El hombre llega renqueando al aeropuerto de San Francisco. Se encuentra  con otro hombre igual a él: viejo, moreno, latinoamericano. Le ofrece una  silla de ruedas. El hombre renco acepta y se sienta en ella. El hombre de  la silla de ruedas le pregunta que a dónde va. El hombre renco le muestra  su pase de abordar, que saca de una chamarra de piel negra.
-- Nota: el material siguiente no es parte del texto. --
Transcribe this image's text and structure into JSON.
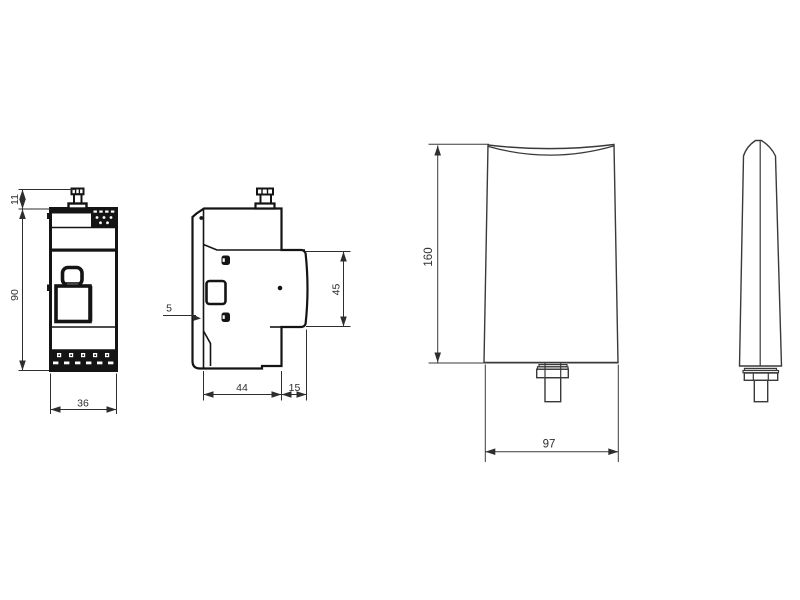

El hombre de la  silla de ruedas empuja la silla y se dirige a un elevador. Van al mismo sitio  que yo voy. También subo al elevador. El hombre de la silla de ruedas y el hombre renco no se hablan. Parece que han decidido
ni cruzar una sola palabra: enfurruñados en sí mismos. Subimos otro elevador  y luego tomamos el tren que nos lleva a la puerta 15. Ahí nos detenemos. Como  hay algo que encuentro extraño, sigo al hombre de la silla de ruedas y me detengo  donde ellos se detienen. Me siento. El hombre renco se baja de la silla y se sienta  en una silla próxima a la mía. El hombre de la silla de ruedas lo ayuda a levantarse,  incluso le quita los posapies, le acomoda el saco y al final le pone la mano en ristre, pidiendo su propina. El hombre renco le dice con el dedo índice que no trae nada,  le señala incluso la bolsa vacía de su chamarra negra, con un gesto de desconsuelo  en la mirada. El hombre de la silla de ruedas vuelve a hacerle la seña. El hombre  renco vuelve indicarle que no trae dinero. El hombre de la silla de ruedas mira con  odio al hombre renco, se da la media vuelta y se va. Se pierde como un fantasma al  fondo del pasillo. El hombre renco observa  en todas direcciones y luego se levanta.

Se levanta caminando firme y contundentemente. La sorpresa me hace caer de espaldas.  La cojera de hace unos minutos desapareció de súbito. Una señorita de la aerolínea  anuncia el abordaje del avión. Antes de levantarme, no puedo dejar de pensar: no cabe  duda que para uno que madruga, otro que no duerme.